3. Interpretation of the Word "May" in Section 7(5)(a) of IBC: SCB argued that "may" in Section 7(5)(a) should be read as "shall," making it mandatory for the Adjudicating Authority to admit the application if complete. ESSAR contended that "may" indicates discretion. The tribunal, referencing the Gujarat High Court's judgment, concluded that the Adjudicating Authority must exercise discretion judiciously, considering all facts and circumstances, and not mandatorily admit every application.
4. Consideration of Debt Restructuring Process and Its Impact on CIRP: ESSAR argued that ongoing Debt Restructuring Process should preclude CIRP, fearing it would disrupt operations and stakeholder interests. The tribunal noted that the Debt Restructuring Process had been ongoing since 2014 without resolution and emphasized that CIRP is a time-bound process aimed at reviving the company. The tribunal held that CIRP would not hinder the Debt Restructuring Process and could include it in the Resolution Plan.
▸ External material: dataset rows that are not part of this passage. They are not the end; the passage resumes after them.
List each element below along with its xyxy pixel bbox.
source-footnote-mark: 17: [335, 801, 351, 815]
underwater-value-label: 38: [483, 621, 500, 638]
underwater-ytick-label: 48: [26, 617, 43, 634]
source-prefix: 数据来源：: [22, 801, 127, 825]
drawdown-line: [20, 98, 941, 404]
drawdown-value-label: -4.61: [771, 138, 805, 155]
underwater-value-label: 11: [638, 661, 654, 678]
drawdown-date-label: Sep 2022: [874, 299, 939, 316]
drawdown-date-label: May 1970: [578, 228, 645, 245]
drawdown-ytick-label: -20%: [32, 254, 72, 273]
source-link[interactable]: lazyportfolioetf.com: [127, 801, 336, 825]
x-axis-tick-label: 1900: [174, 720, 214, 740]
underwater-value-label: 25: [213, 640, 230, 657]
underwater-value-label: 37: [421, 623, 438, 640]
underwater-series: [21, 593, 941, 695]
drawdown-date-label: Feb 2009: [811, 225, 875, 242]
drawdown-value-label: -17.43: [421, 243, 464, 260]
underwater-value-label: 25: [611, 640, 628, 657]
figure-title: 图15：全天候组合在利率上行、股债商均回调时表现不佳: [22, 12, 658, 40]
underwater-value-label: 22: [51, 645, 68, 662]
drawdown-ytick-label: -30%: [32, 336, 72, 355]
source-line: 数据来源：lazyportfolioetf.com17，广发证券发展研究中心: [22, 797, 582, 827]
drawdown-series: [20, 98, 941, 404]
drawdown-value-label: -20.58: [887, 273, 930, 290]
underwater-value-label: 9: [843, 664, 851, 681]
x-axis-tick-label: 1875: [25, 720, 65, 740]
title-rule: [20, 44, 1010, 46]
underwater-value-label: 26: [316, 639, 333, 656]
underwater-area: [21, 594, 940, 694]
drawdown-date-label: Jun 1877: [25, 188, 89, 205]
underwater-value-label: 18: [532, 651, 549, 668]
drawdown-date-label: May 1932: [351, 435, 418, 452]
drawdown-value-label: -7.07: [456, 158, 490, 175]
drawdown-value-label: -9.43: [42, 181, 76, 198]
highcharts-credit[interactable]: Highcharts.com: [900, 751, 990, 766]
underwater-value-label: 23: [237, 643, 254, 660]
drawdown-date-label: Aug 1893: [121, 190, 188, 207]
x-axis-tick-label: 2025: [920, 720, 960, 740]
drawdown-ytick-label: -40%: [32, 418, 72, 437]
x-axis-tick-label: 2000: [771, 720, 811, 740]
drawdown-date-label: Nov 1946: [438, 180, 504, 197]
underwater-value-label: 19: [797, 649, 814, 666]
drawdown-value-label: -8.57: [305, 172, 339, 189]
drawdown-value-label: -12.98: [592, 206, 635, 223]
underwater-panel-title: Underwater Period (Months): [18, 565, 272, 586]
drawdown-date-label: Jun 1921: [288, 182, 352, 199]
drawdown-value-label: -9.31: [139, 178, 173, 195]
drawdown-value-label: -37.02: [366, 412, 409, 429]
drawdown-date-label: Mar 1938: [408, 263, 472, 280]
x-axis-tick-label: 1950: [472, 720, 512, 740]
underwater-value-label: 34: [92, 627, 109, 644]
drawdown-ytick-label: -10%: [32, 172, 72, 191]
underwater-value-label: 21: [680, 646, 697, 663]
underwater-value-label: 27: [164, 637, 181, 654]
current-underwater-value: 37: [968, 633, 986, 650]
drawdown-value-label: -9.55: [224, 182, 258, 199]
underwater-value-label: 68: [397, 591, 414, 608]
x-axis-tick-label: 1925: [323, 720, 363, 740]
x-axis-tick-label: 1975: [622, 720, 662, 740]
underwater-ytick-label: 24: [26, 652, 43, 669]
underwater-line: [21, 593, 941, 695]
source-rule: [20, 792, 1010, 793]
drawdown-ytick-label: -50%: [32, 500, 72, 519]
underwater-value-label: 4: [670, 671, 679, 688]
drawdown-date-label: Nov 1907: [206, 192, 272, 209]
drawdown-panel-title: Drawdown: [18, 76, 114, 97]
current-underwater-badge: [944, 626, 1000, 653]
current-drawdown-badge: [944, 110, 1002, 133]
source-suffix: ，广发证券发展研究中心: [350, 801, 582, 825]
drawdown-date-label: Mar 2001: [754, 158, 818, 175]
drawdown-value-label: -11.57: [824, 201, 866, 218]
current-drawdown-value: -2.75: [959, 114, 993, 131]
5. Appointment of Interim Resolution Professional (IRP): SCB and SBI proposed different IRPs. SCB's application was earlier, but SBI's proposal was backed by the Joint Lenders Forum (JLF) after extensive evaluation. The tribunal appointed Mr. Satish Kumar Gupta, proposed by SBI, as the IRP, considering the thorough selection process and the higher value of debt owed to JLF.
Findings and Orders: - The applications by SCB and SBI were complete, and ESSAR had defaulted on financial debts. - No disciplinary proceedings were pending against the proposed IRPs. - CIRP was deemed beneficial for ESSAR and its stakeholders. - Mr. Satish Kumar Gupta was appointed as the IRP. - SBI was directed to make a public announcement of CIRP and call for claims. - A moratorium was declared, prohibiting certain actions against ESSAR during the CIRP.
The tribunal admitted both applications, initiated CIRP, and directed necessary actions to commence the process.